5G : il faudrait écarter Huawei et surtout se rappeler que l’Europe a ses champions, estiment deux spécialistes de l’Asie

5G : il faudrait écarter Huawei et surtout se rappeler que l’Europe a ses champions, estiment deux spécialistes de l’Asie

Avec l’arrivée de la 5G et la campagne de boycott lancée par les USA contre le groupe Huawei se pose évidemment la question du choix des équipements. Pour l’Institut Montaigne, citant l’analyse de deux spécialistes de l’Asie, il faut s’équiper européen et se passer de Huawei.

À la suite de la campagne de boycott lancée par les États-Unis contre Huawei, dans le cadre du déploiement de la 5G, les réactions des partenaires sont allés d’un encadrement plus strict concernant le choix des équipements (comme en France) à l’interdiction des équipements réseau du groupe chinois (comme en Australie ou au Japon).

S’appuyant sur les conclusions de Mathieu Duchâtel et François Godement, deux spécialistes de l’Asie, l’Institut Montaigne recommande la première option, à savoir celle d’écarter les équipements 5G de Huawei.
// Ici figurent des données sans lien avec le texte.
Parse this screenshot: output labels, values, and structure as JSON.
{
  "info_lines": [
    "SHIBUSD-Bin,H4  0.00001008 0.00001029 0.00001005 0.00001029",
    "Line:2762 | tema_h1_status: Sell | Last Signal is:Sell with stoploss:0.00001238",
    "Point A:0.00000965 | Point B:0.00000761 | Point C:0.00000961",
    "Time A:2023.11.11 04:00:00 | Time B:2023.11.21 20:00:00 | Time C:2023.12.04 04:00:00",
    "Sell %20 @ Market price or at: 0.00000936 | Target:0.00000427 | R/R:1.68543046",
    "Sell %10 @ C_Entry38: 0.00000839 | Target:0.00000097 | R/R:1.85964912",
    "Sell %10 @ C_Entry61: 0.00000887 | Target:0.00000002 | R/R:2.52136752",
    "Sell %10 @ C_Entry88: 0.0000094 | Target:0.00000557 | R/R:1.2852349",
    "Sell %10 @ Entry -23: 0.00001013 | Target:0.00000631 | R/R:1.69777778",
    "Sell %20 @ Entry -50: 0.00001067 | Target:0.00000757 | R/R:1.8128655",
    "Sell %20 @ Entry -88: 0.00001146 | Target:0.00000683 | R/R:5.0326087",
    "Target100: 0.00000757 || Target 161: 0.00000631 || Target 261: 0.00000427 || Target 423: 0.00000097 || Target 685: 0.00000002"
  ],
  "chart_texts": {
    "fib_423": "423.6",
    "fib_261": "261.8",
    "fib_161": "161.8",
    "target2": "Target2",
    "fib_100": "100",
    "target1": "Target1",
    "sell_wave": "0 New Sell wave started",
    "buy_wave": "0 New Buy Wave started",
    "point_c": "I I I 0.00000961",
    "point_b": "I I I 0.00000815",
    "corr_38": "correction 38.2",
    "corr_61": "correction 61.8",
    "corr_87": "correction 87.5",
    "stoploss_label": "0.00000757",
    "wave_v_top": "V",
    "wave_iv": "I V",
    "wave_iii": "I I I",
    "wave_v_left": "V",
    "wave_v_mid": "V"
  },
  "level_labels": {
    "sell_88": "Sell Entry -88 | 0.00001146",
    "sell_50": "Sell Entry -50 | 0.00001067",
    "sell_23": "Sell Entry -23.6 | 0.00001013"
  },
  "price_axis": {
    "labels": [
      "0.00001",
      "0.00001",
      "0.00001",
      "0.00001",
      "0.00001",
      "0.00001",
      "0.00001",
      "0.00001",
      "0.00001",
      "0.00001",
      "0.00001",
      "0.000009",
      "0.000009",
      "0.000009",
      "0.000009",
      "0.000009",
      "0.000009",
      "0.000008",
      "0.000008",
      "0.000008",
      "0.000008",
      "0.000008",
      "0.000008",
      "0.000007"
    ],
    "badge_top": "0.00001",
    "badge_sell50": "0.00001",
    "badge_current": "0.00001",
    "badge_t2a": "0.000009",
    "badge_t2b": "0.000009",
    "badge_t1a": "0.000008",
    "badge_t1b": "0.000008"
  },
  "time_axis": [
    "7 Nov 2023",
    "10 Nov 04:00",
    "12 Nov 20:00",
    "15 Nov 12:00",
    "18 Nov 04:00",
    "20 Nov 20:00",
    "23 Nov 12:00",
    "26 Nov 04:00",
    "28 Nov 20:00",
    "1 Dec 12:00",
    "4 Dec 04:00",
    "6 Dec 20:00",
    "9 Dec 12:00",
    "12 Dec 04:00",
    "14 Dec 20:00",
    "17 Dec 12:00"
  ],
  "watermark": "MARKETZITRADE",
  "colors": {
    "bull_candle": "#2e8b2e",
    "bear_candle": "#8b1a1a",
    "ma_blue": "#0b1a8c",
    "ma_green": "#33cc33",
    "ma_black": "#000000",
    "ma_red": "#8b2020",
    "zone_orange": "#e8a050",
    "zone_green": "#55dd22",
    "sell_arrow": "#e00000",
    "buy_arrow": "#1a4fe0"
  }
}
Selon eux, si Huawei est un élément essentiel pour la concurrence dans le secteur, « l’impossibilité de Huawei de démontrer l’absence de liens étroits et ineffaçables avec le parti-Etat chinois rend nécessaire d’écarter cette entreprise des infrastructures à risque ». Autre point sombre souligné par les spécialistes : « Dès 2011, nous avions constaté qu’il s’agissait de la multinationale qui dépensait le plus en relations publiques à Bruxelles, toutes nationalités confondues. »

Selon les deux spécialistes, il ne faut surtout pas oublier que « les champions européens existent déjà ». Et d’ajouter que « l’omniprésence de Huawei dans les médias a eu tendance à le faire oublier ». En se tournant vers eux, l’Europe assurerait son indépendance industrielle. Or cet aspect « a été une considération secondaire ou inexistante pour la plupart des États et des opérateurs ».